A Justiça acolheu denúncia formulada pelo Ministério Público de Minas Gerais (MPMG) e condenou um homem a mais de 57 anos de prisão pela prática de crimes sexuais contra uma adolescente e violência doméstica contra uma mulher no município de Novo Cruzeiro, localizado no Vale do Jequitinhonha. A decisão judicial também incluiu condenação por ocultação de veículo com sinais identificadores adulterados.

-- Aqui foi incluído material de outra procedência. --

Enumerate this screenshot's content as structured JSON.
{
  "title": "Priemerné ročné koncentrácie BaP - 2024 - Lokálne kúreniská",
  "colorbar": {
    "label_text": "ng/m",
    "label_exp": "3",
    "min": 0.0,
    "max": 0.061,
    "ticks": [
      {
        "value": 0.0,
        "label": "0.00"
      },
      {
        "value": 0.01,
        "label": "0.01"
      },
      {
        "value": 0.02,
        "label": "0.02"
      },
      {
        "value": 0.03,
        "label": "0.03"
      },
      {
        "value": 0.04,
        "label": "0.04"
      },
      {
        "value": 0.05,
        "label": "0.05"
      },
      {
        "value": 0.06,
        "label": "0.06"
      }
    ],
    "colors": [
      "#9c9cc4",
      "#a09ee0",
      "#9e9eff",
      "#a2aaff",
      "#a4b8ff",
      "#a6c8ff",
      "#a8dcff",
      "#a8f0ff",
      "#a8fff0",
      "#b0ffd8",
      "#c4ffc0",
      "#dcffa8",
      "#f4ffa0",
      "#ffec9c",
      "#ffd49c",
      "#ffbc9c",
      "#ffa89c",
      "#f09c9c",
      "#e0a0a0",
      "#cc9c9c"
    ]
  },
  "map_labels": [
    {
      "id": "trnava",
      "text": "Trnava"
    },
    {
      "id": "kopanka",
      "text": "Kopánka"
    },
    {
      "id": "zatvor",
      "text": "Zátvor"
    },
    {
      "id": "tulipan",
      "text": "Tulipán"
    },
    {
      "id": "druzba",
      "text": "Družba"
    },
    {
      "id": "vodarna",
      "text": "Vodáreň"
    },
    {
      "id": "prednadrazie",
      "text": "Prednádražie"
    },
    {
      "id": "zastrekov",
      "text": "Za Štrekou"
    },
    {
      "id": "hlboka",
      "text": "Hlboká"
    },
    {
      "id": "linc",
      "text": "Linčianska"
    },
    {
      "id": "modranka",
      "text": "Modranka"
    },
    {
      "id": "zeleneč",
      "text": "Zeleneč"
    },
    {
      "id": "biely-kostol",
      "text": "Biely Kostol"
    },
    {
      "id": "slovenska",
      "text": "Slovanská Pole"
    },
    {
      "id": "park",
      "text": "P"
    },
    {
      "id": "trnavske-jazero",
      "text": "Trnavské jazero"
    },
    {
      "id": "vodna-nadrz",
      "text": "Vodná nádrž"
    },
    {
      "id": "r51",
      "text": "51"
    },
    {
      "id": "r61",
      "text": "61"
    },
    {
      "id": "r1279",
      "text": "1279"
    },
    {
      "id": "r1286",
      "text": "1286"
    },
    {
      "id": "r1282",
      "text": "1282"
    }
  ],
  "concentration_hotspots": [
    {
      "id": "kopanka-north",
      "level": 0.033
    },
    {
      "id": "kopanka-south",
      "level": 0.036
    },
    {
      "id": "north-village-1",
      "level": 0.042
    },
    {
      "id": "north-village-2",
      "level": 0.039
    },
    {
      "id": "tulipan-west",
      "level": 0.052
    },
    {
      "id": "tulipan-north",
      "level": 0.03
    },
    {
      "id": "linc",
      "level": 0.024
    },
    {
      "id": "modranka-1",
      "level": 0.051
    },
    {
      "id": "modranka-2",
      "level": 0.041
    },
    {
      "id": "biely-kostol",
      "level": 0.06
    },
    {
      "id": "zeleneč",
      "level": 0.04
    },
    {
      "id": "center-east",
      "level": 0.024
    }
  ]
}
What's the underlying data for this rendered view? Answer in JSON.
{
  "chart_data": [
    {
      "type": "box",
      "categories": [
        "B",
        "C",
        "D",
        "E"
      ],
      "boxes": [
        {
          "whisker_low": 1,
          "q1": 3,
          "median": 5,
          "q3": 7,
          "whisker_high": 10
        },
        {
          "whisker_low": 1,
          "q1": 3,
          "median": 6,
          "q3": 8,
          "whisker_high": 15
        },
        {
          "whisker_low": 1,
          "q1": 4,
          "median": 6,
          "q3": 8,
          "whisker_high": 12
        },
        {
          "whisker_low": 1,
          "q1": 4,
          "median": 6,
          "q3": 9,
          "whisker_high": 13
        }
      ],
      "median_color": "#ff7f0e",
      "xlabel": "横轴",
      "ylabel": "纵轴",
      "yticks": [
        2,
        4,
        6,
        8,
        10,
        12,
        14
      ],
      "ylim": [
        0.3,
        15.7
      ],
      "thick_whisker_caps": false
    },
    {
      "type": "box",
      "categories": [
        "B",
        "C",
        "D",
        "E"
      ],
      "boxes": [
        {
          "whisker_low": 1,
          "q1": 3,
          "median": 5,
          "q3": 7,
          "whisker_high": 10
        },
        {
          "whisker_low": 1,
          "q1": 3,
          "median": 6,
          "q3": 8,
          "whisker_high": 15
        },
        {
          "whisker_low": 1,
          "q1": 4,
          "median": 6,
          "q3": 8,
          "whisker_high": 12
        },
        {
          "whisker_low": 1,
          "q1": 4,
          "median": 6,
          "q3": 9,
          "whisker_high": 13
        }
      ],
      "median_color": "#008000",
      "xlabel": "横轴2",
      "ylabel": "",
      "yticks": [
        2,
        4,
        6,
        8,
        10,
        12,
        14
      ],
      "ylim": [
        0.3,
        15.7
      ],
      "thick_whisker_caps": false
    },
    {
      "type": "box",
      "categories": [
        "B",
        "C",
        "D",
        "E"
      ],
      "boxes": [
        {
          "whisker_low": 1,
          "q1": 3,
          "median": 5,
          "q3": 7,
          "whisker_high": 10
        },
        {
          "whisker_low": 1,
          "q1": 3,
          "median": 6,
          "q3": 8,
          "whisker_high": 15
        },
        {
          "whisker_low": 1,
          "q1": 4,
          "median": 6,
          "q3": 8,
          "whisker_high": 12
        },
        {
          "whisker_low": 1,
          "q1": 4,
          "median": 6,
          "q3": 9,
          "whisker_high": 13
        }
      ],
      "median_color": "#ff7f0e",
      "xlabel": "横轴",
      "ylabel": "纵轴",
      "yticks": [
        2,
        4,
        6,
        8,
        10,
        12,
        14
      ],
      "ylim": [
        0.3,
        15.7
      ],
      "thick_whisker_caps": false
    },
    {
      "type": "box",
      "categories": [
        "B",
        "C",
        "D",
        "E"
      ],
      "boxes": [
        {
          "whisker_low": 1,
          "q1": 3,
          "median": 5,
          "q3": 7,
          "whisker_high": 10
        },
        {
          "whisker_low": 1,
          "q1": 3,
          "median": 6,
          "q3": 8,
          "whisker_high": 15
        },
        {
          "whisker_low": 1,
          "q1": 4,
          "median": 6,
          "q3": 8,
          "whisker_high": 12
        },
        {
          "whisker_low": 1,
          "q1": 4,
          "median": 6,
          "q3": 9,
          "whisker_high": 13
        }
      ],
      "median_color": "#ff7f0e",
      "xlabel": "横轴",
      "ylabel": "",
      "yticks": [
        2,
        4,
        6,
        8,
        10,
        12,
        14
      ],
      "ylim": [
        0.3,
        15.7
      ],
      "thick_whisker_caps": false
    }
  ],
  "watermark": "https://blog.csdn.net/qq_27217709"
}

Conforme a ação penal conduzida pelo MPMG, os abusos vieram à tona após a adolescente buscar auxílio e relatar os episódios diretamente à direção de sua escola. A denúncia escolar mobilizou o Conselho Tutelar e a Polícia Militar, desencadeando as investigações e diligências necessárias para a apuração dos fatos no âmbito familiar.
Durante o processo, a Justiça considerou amplamente comprovada a prática continuada de estupro de vulnerável contra a vítima enquanto ela tinha menos de 14 anos, além de crimes de estupro cometidos posteriormente mediante violência ou grave ameaça. Em relação à segunda vítima, o magistrado reconheceu os crimes de estupro, ameaça no contexto de violência doméstica e vias de fato. As investigações também resultaram na localização de uma motocicleta com identificação adulterada, culminando na condenação do réu por ocultação do bem.
A pena total fixada pela Justiça foi de 57 anos e 20 dias de reclusão, somada a dois meses de detenção, um mês e 15 dias de prisão simples, além do pagamento de multa e de indenização mínima por danos morais destinados às vítimas. O regime inicial de cumprimento da pena estabelecido foi o fechado, e o réu teve o direito de recorrer em liberdade negado, permanecendo preso.